Skip to content
  • Jeff King's avatar
    pack-objects: break delta cycles before delta-search phase · 4cf2143e
    Jeff King authored and Junio C Hamano's avatar Junio C Hamano committed
    
    
    We do not allow cycles in the delta graph of a pack (i.e., A
    is a delta of B which is a delta of A) for the obvious
    reason that you cannot actually access any of the objects in
    such a case.
    
    There's a last-ditch attempt to notice cycles during the
    write phase, during which we issue a warning to the user and
    write one of the objects out in full. However, this is
    "last-ditch" for two reasons:
    
      1. By this time, it's too late to find another delta for
         the object, so the resulting pack is larger than it
         otherwise could be.
    
      2. The warning is there because this is something that
         _shouldn't_ ever happen. If it does, then either:
    
           a. a pack we are reusing deltas from had its own
              cycle
    
           b. we are reusing deltas from multiple packs, and
              we found a cycle among them (i.e., A is a delta of
              B in one pack, but B is a delta of A in another,
              and we choose to use both deltas).
    
           c. there is a bug in the delta-search code
    
         So this code serves as a final check that none of these
         things has happened, warns the user, and prevents us
         from writing a bogus pack.
    
    Right now, (2b) should never happen because of the static
    ordering of packs in want_object_in_pack(). If two objects
    have a delta relationship, then they must be in the same
    pack, and therefore we will find them from that same pack.
    
    However, a future patch would like to change that static
    ordering, which will make (2b) a common occurrence. In
    preparation, we should be able to handle those kinds of
    cycles better. This patch does by introducing a
    cycle-breaking step during the get_object_details() phase,
    when we are deciding which deltas can be reused. That gives
    us the chance to feed the objects into the delta search as
    if the cycle did not exist.
    
    We'll leave the detection and warning in the write_object()

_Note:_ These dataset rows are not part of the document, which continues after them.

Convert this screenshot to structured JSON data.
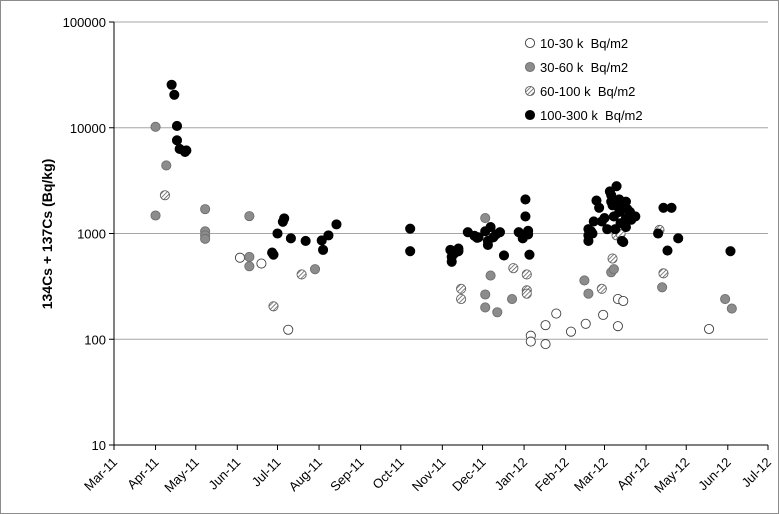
{
  "chart_data": {
    "type": "scatter",
    "title": "",
    "xlabel": "",
    "ylabel": "134Cs + 137Cs (Bq/kg)",
    "y_scale": "log",
    "ylim": [
      10,
      100000
    ],
    "y_ticks": [
      "10",
      "100",
      "1000",
      "10000",
      "100000"
    ],
    "xlim": [
      "2011-03-01",
      "2012-07-01"
    ],
    "x_ticks": [
      "Mar-11",
      "Apr-11",
      "May-11",
      "Jun-11",
      "Jul-11",
      "Aug-11",
      "Sep-11",
      "Oct-11",
      "Nov-11",
      "Dec-11",
      "Jan-12",
      "Feb-12",
      "Mar-12",
      "Apr-12",
      "May-12",
      "Jun-12",
      "Jul-12"
    ],
    "grid": "horizontal major gridlines",
    "legend_position": "top-right",
    "colors": {
      "open_fill": "#ffffff",
      "gray_fill": "#8c8c8c",
      "hatch": "#606060",
      "black_fill": "#000000",
      "gridline": "#a6a6a6"
    },
    "series": [
      {
        "name": "10-30 k  Bq/m2",
        "marker": "open-circle",
        "points": [
          [
            "2011-06-03",
            590
          ],
          [
            "2011-06-19",
            520
          ],
          [
            "2011-07-09",
            123
          ],
          [
            "2012-01-06",
            108
          ],
          [
            "2012-01-06",
            95
          ],
          [
            "2012-01-17",
            136
          ],
          [
            "2012-01-17",
            90
          ],
          [
            "2012-01-25",
            175
          ],
          [
            "2012-02-05",
            118
          ],
          [
            "2012-02-16",
            140
          ],
          [
            "2012-02-29",
            170
          ],
          [
            "2012-03-11",
            133
          ],
          [
            "2012-03-11",
            240
          ],
          [
            "2012-03-15",
            230
          ],
          [
            "2012-05-18",
            125
          ]
        ]
      },
      {
        "name": "30-60 k  Bq/m2",
        "marker": "gray-circle",
        "points": [
          [
            "2011-04-01",
            10200
          ],
          [
            "2011-04-01",
            1480
          ],
          [
            "2011-04-09",
            4400
          ],
          [
            "2011-05-08",
            1700
          ],
          [
            "2011-05-08",
            1050
          ],
          [
            "2011-05-08",
            960
          ],
          [
            "2011-05-08",
            890
          ],
          [
            "2011-06-10",
            1460
          ],
          [
            "2011-06-10",
            600
          ],
          [
            "2011-06-10",
            490
          ],
          [
            "2011-07-29",
            460
          ],
          [
            "2011-12-03",
            1400
          ],
          [
            "2011-12-03",
            265
          ],
          [
            "2011-12-03",
            200
          ],
          [
            "2011-12-07",
            400
          ],
          [
            "2011-12-12",
            180
          ],
          [
            "2011-12-23",
            240
          ],
          [
            "2012-02-15",
            360
          ],
          [
            "2012-02-18",
            270
          ],
          [
            "2012-03-06",
            430
          ],
          [
            "2012-03-08",
            460
          ],
          [
            "2012-04-13",
            310
          ],
          [
            "2012-05-30",
            240
          ],
          [
            "2012-06-04",
            195
          ]
        ]
      },
      {
        "name": "60-100 k  Bq/m2",
        "marker": "hatched-circle",
        "points": [
          [
            "2011-04-08",
            2300
          ],
          [
            "2011-06-28",
            205
          ],
          [
            "2011-07-19",
            410
          ],
          [
            "2011-11-15",
            300
          ],
          [
            "2011-11-15",
            240
          ],
          [
            "2011-12-24",
            470
          ],
          [
            "2012-01-03",
            410
          ],
          [
            "2012-01-03",
            290
          ],
          [
            "2012-01-03",
            270
          ],
          [
            "2012-02-28",
            300
          ],
          [
            "2012-03-07",
            580
          ],
          [
            "2012-03-10",
            960
          ],
          [
            "2012-03-13",
            990
          ],
          [
            "2012-04-11",
            1080
          ],
          [
            "2012-04-14",
            420
          ]
        ]
      },
      {
        "name": "100-300 k  Bq/m2",
        "marker": "black-circle",
        "points": [
          [
            "2011-04-13",
            25500
          ],
          [
            "2011-04-15",
            20500
          ],
          [
            "2011-04-17",
            10400
          ],
          [
            "2011-04-17",
            7600
          ],
          [
            "2011-04-19",
            6300
          ],
          [
            "2011-04-23",
            5900
          ],
          [
            "2011-04-24",
            6100
          ],
          [
            "2011-06-27",
            660
          ],
          [
            "2011-06-28",
            630
          ],
          [
            "2011-07-01",
            1000
          ],
          [
            "2011-07-05",
            1290
          ],
          [
            "2011-07-06",
            1390
          ],
          [
            "2011-07-11",
            900
          ],
          [
            "2011-07-22",
            850
          ],
          [
            "2011-08-03",
            860
          ],
          [
            "2011-08-04",
            700
          ],
          [
            "2011-08-08",
            960
          ],
          [
            "2011-08-14",
            1220
          ],
          [
            "2011-10-08",
            1110
          ],
          [
            "2011-10-08",
            680
          ],
          [
            "2011-11-07",
            700
          ],
          [
            "2011-11-08",
            600
          ],
          [
            "2011-11-08",
            540
          ],
          [
            "2011-11-10",
            650
          ],
          [
            "2011-11-13",
            720
          ],
          [
            "2011-11-13",
            680
          ],
          [
            "2011-11-20",
            1030
          ],
          [
            "2011-11-25",
            950
          ],
          [
            "2011-11-27",
            910
          ],
          [
            "2011-11-28",
            920
          ],
          [
            "2011-12-03",
            1050
          ],
          [
            "2011-12-05",
            850
          ],
          [
            "2011-12-05",
            780
          ],
          [
            "2011-12-07",
            1150
          ],
          [
            "2011-12-09",
            920
          ],
          [
            "2011-12-11",
            980
          ],
          [
            "2011-12-14",
            1030
          ],
          [
            "2011-12-17",
            620
          ],
          [
            "2011-12-28",
            1030
          ],
          [
            "2011-12-31",
            900
          ],
          [
            "2012-01-02",
            2100
          ],
          [
            "2012-01-02",
            1450
          ],
          [
            "2012-01-04",
            1060
          ],
          [
            "2012-01-04",
            980
          ],
          [
            "2012-01-05",
            630
          ],
          [
            "2012-02-18",
            850
          ],
          [
            "2012-02-18",
            960
          ],
          [
            "2012-02-18",
            1100
          ],
          [
            "2012-02-20",
            1050
          ],
          [
            "2012-02-21",
            1000
          ],
          [
            "2012-02-22",
            1300
          ],
          [
            "2012-02-24",
            2050
          ],
          [
            "2012-02-26",
            1750
          ],
          [
            "2012-02-28",
            1300
          ],
          [
            "2012-03-01",
            1400
          ],
          [
            "2012-03-03",
            1100
          ],
          [
            "2012-03-05",
            2500
          ],
          [
            "2012-03-06",
            2300
          ],
          [
            "2012-03-06",
            2000
          ],
          [
            "2012-03-07",
            1850
          ],
          [
            "2012-03-08",
            1450
          ],
          [
            "2012-03-09",
            1100
          ],
          [
            "2012-03-10",
            2800
          ],
          [
            "2012-03-12",
            2100
          ],
          [
            "2012-03-12",
            1900
          ],
          [
            "2012-03-12",
            1600
          ],
          [
            "2012-03-13",
            1250
          ],
          [
            "2012-03-14",
            850
          ],
          [
            "2012-03-15",
            830
          ],
          [
            "2012-03-17",
            2000
          ],
          [
            "2012-03-17",
            1400
          ],
          [
            "2012-03-17",
            1150
          ],
          [
            "2012-03-18",
            1700
          ],
          [
            "2012-03-20",
            1600
          ],
          [
            "2012-03-21",
            1350
          ],
          [
            "2012-03-24",
            1450
          ],
          [
            "2012-04-10",
            1000
          ],
          [
            "2012-04-14",
            1750
          ],
          [
            "2012-04-17",
            690
          ],
          [
            "2012-04-20",
            1750
          ],
          [
            "2012-04-25",
            900
          ],
          [
            "2012-06-03",
            680
          ]
        ]
      }
    ]
  }
}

    phase in place, as it still serves as a check for case (2c).
    
    This does mean we will stop warning for (2a). That case is
    caused by bogus input packs, and we ideally would warn the
    user about it.  However, since those cycles show up after
    picking reusable deltas, they look the same as (2b) to us;
    our new code will break the cycles early and the last-ditch
    check will never see them.
    
    We could do analysis on any cycles that we find to
    distinguish the two cases (i.e., it is a bogus pack if and
    only if every delta in the cycle is in the same pack), but
    we don't need to. If there is a cycle inside a pack, we'll
    run into problems not only reusing the delta, but accessing
    the object data at all. So when we try to dig up the actual
    size of the object, we'll hit that same cycle and kick in
    our usual complain-and-try-another-source code.
    
    Signed-off-by: default avatarJeff King <peff@peff.net>
    Signed-off-by: default avatarJunio C Hamano <gitster@pobox.com>
    4cf2143e